Thanks! I will also try an experiment of carefully curating some images with proper prompts to see if it makes a difference.

PS: It’s time for dogs to be represented in the DL world in addition to cats! Thanks for the contribution :smile:

2 Likes

Last weekend I and @bahman_apl participated in our first-ever hackathon and we finished top 4 of 770 participants. This wouldn’t have been possible without attending this course. We would like to thank @jeremy and everyone involved for creating this amazing course.

The theme of the hackathon was stable diffusion and was hosted here.

We tried to create a tool to automate social media ad creation for small businesses. Here is our video presentation for the hackathon.
We used CLIPSeg to create a mask from an image of our target object and its text description and we then used Stable diffusion inpainting model by runwayml to paint the background.

Here is our notebook with Gradio demo

18 Likes

@Tinsae congratulations on the amazing performance. Do you happen to know a good gradio tutorial to get started for building apps in HF spaces?

1 Like

This tutorial by Tanishq and chapter-9 of Hugging Face course are nice resources

2 Likes

I have been experimenting with some more interpolation ideas, let me know what you think!:

Horizontal panning while maintaining frame-to-frame consistency.

Basic steps:

  1. Take a starting image and shift it to the left.
  2. Run diffusion to fill in the newly exposed part of the image.
  3. Repeat and stitch frames together.

[Fields to mountain interpolation]

[Jungle]

Note:
This is similar to inpainting, but I think that the resulting videos have a different style because the whole image is subtly changing in every frame.

17 Likes

:slight_smile: I don’t understand how that worked yet, I just thought it would do something different - certainly didn’t expect such a dramatic result! I will experiment with more of the suggestions that have come after then see what happens

Are you using a mask to target the revealed area… And using inpainting? I’d expect the mask to protect the retained area better … now I want to give this a try… Thx for sharing!

1 Like

It is not using the diffusers inpainting model. I think it would be interesting to use this and compare results! I believe in this case the mask would perfectly protect the retained area.
I am using a kind of “leaky” mask with the standard diffusion model in the examples above. The leakiness is a parameter that can be tuned, and different styles seem to benefit from different values.

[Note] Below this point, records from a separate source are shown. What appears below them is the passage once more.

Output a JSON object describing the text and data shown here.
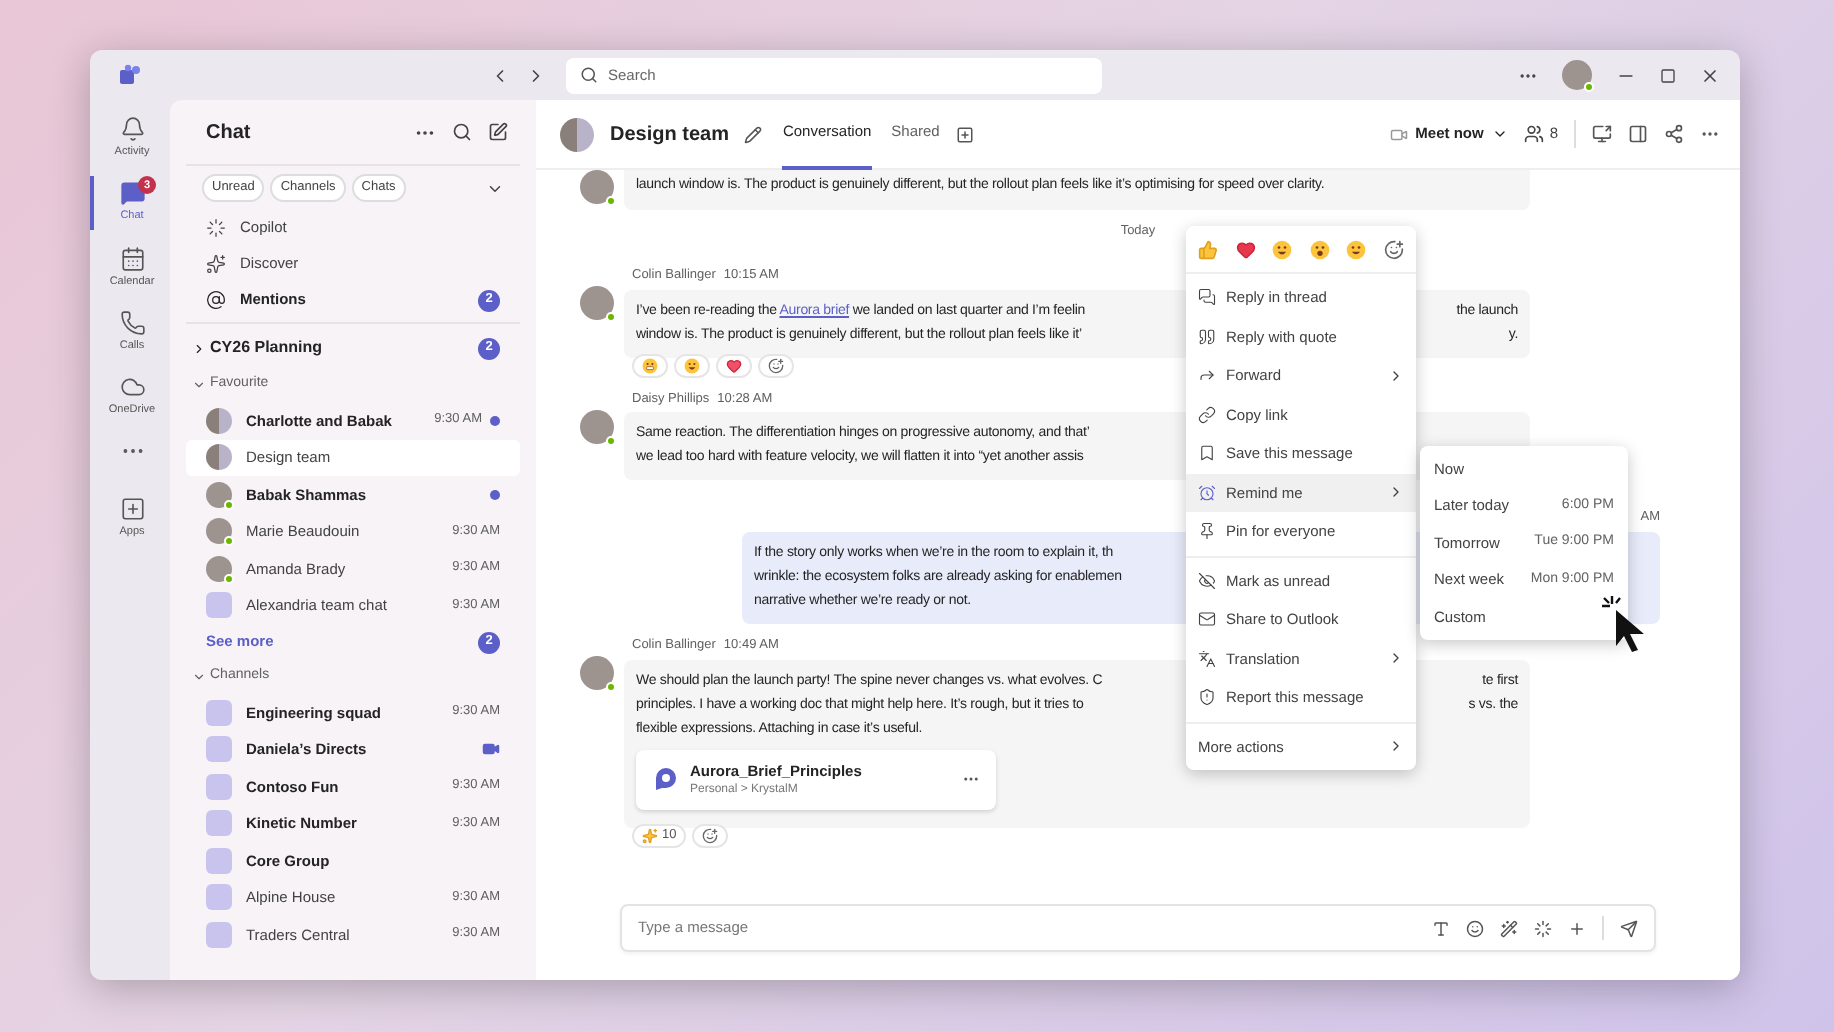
{
  "title_bar": {
    "search": {
      "placeholder": "Search"
    }
  },
  "rail": [
    {
      "kind": "activity",
      "label": "Activity",
      "selected": false
    },
    {
      "kind": "chat",
      "label": "Chat",
      "selected": true,
      "badge": "3"
    },
    {
      "kind": "calendar",
      "label": "Calendar",
      "selected": false
    },
    {
      "kind": "calls",
      "label": "Calls",
      "selected": false
    },
    {
      "kind": "onedrive",
      "label": "OneDrive",
      "selected": false
    },
    {
      "kind": "more",
      "selected": false
    },
    {
      "kind": "apps",
      "label": "Apps",
      "selected": false
    }
  ],
  "chat_list": {
    "title": "Chat",
    "filters": [
      "Unread",
      "Channels",
      "Chats"
    ],
    "quick": [
      {
        "kind": "copilot",
        "label": "Copilot",
        "unread": false
      },
      {
        "kind": "discover",
        "label": "Discover",
        "unread": false
      },
      {
        "kind": "mentions",
        "label": "Mentions",
        "unread": true,
        "badge": "2"
      }
    ],
    "groups": [
      {
        "kind": "pinned",
        "label": "CY26 Planning",
        "expanded": false,
        "badge": "2"
      },
      {
        "kind": "section",
        "label": "Favourite",
        "expanded": true,
        "items": [
          {
            "name": "Charlotte and Babak",
            "kind": "group",
            "unread": true,
            "selected": false,
            "time": "9:30 AM",
            "dot": true
          },
          {
            "name": "Design team",
            "kind": "group",
            "unread": false,
            "selected": true
          },
          {
            "name": "Babak Shammas",
            "kind": "person",
            "online": true,
            "unread": true,
            "selected": false,
            "dot": true
          },
          {
            "name": "Marie Beaudouin",
            "kind": "person",
            "online": true,
            "unread": false,
            "selected": false,
            "time": "9:30 AM"
          },
          {
            "name": "Amanda Brady",
            "kind": "person",
            "online": true,
            "unread": false,
            "selected": false,
            "time": "9:30 AM"
          },
          {
            "name": "Alexandria team chat",
            "kind": "channel",
            "unread": false,
            "selected": false,
            "time": "9:30 AM"
          }
        ],
        "see_more": {
          "label": "See more",
          "badge": "2"
        }
      },
      {
        "kind": "section",
        "label": "Channels",
        "expanded": true,
        "items": [
          {
            "name": "Engineering squad",
            "kind": "channel",
            "unread": true,
            "selected": false,
            "time": "9:30 AM"
          },
          {
            "name": "Daniela’s Directs",
            "kind": "channel",
            "unread": true,
            "selected": false,
            "meeting": true
          },
          {
            "name": "Contoso Fun",
            "kind": "channel",
            "unread": true,
            "selected": false,
            "time": "9:30 AM"
          },
          {
            "name": "Kinetic Number",
            "kind": "channel",
            "unread": true,
            "selected": false,
            "time": "9:30 AM"
          },
          {
            "name": "Core Group",
            "kind": "channel",
            "unread": true,
            "selected": false
          },
          {
            "name": "Alpine House",
            "kind": "channel",
            "unread": false,
            "selected": false,
            "time": "9:30 AM"
          },
          {
            "name": "Traders Central",
            "kind": "channel",
            "unread": false,
            "selected": false,
            "time": "9:30 AM"
          }
        ]
      }
    ]
  },
  "header": {
    "title": "Design team",
    "tabs": [
      {
        "label": "Conversation",
        "selected": true
      },
      {
        "label": "Shared",
        "selected": false
      }
    ],
    "meet": "Meet now",
    "participants": "8"
  },
  "messages": [
    {
      "kind": "message",
      "self": false,
      "continued": true,
      "lines": [
        {
          "parts": [
            {
              "text": "launch window is. The product is genuinely different, but the rollout plan feels like it’s optimising for speed over clarity."
            }
          ]
        }
      ]
    },
    {
      "kind": "divider",
      "label": "Today"
    },
    {
      "kind": "message",
      "self": false,
      "author": "Colin Ballinger",
      "time": "10:15 AM",
      "lines": [
        {
          "parts": [
            {
              "text": "I’ve been re-reading the "
            },
            {
              "text": "Aurora brief",
              "kind": "link"
            },
            {
              "text": " we landed on last quarter and I’m feelin"
            }
          ],
          "right": "the launch"
        },
        {
          "parts": [
            {
              "text": "window is. The product is genuinely different, but the rollout plan feels like it’"
            }
          ],
          "right": "y."
        }
      ],
      "reactions": [
        {
          "kind": "grimace"
        },
        {
          "kind": "laugh"
        },
        {
          "kind": "hearts"
        },
        {
          "kind": "add"
        }
      ]
    },
    {
      "kind": "message",
      "self": false,
      "author": "Daisy Phillips",
      "time": "10:28 AM",
      "lines": [
        {
          "parts": [
            {
              "text": "Same reaction. The differentiation hinges on progressive autonomy, and that’"
            }
          ]
        },
        {
          "parts": [
            {
              "text": "we lead too hard with feature velocity, we will flatten it into “yet another assis"
            }
          ]
        }
      ]
    },
    {
      "kind": "message",
      "self": true,
      "time": "AM",
      "lines": [
        {
          "parts": [
            {
              "text": "If the story only works when we’re in the room to explain it, th"
            }
          ]
        },
        {
          "parts": [
            {
              "text": "wrinkle: the ecosystem folks are already asking for enablemen"
            }
          ]
        },
        {
          "parts": [
            {
              "text": "narrative whether we’re ready or not."
            }
          ]
        }
      ]
    },
    {
      "kind": "message",
      "self": false,
      "author": "Colin Ballinger",
      "time": "10:49 AM",
      "lines": [
        {
          "parts": [
            {
              "text": "We should plan the launch party! The spine never changes vs. what evolves. C"
            }
          ],
          "right": "te first"
        },
        {
          "parts": [
            {
              "text": "principles. I have a working doc that might help here. It’s rough, but it tries to"
            }
          ],
          "right": "s vs. the"
        },
        {
          "parts": [
            {
              "text": "flexible expressions. Attaching in case it’s useful."
            }
          ]
        }
      ],
      "attachment": {
        "name": "Aurora_Brief_Principles",
        "path": "Personal > KrystalM"
      },
      "reactions": [
        {
          "kind": "sparkle",
          "count": "10"
        },
        {
          "kind": "add"
        }
      ]
    }
  ],
  "compose": {
    "placeholder": "Type a message"
  },
  "context_menu": {
    "reactions": [
      {
        "kind": "like"
      },
      {
        "kind": "heart"
      },
      {
        "kind": "laugh"
      },
      {
        "kind": "surprised"
      },
      {
        "kind": "grin"
      },
      {
        "kind": "add"
      }
    ],
    "groups": [
      [
        {
          "kind": "reply",
          "label": "Reply in thread",
          "submenu": false,
          "selected": false
        },
        {
          "kind": "quote",
          "label": "Reply with quote",
          "submenu": false,
          "selected": false
        },
        {
          "kind": "forward",
          "label": "Forward",
          "submenu": true,
          "selected": false
        },
        {
          "kind": "link",
          "label": "Copy link",
          "submenu": false,
          "selected": false
        },
        {
          "kind": "save",
          "label": "Save this message",
          "submenu": false,
          "selected": false
        },
        {
          "kind": "remind",
          "label": "Remind me",
          "submenu": true,
          "selected": true
        },
        {
          "kind": "pin",
          "label": "Pin for everyone",
          "submenu": false,
          "selected": false
        }
      ],
      [
        {
          "kind": "unread",
          "label": "Mark as unread",
          "submenu": false,
          "selected": false
        },
        {
          "kind": "mail",
          "label": "Share to Outlook",
          "submenu": false,
          "selected": false
        },
        {
          "kind": "translate",
          "label": "Translation",
          "submenu": true,
          "selected": false
        },
        {
          "kind": "report",
          "label": "Report this message",
          "submenu": false,
          "selected": false
        }
      ],
      [
        {
          "kind": "none",
          "label": "More actions",
          "submenu": true,
          "selected": false
        }
      ]
    ]
  },
  "remind_submenu": [
    {
      "label": "Now"
    },
    {
      "label": "Later today",
      "time": "6:00 PM"
    },
    {
      "label": "Tomorrow",
      "time": "Tue 9:00 PM"
    },
    {
      "label": "Next week",
      "time": "Mon 9:00 PM"
    },
    {
      "label": "Custom"
    }
  ]
}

I came across this tweet a few days ago, saying that no one (apparently) has ever used stable diffusion for zero-shot learning (=classifying with 0 training data examples).

I’m not really sure it makes sense to use SD for this, since it is based on CLIP, which is itself quite good at zero-shot classification… But I thought it would be cool to try!

So here’s an experimental notebook based on fastai’s Stable Diffusion Notebook, which does zero-shot learning based on stable-diffusion. Here’s how it works.

Say you want to classify dogs vs cats:

  • Define 2 prompts “a photo of a dog”, “a photo of a cat”
  • Take an image you want to classify
  • Modify the image using the img2img pipeline with those 2 prompts (if possible, give several images for each prompts)
  • Use a standard off-the-shelf network to embed the original image (found a handy library for that), as well as all the SD-modified versions.
  • Use cosine similarity in order to find the best ones.

This zero-shot classification method performs unfortunately worse than CLIP (it got an accuracy of 93% vs 100% for CLIP on 100 random validation images), and takes A LOT more time, so not sure that it’s a promising research direction, but if you guys have ideas on how to improve this pipeline, I’d be happy to hear!!


PS: retrospectively, I think the fact that I’m using a resnet18 pretrained on ImageNet may be kind of cheating, since it has actually seen many pictures of dogs and cats with their labels before… Maybe it would be “cleaner” to replace the resnet with a self-supervised network that hasn’t seen any label before (I think it should work as well if not better). Another possibility to make things cleaner would be to apply this classification procedure to a dataset with labels that don’t appear in Imagenet.

2 Likes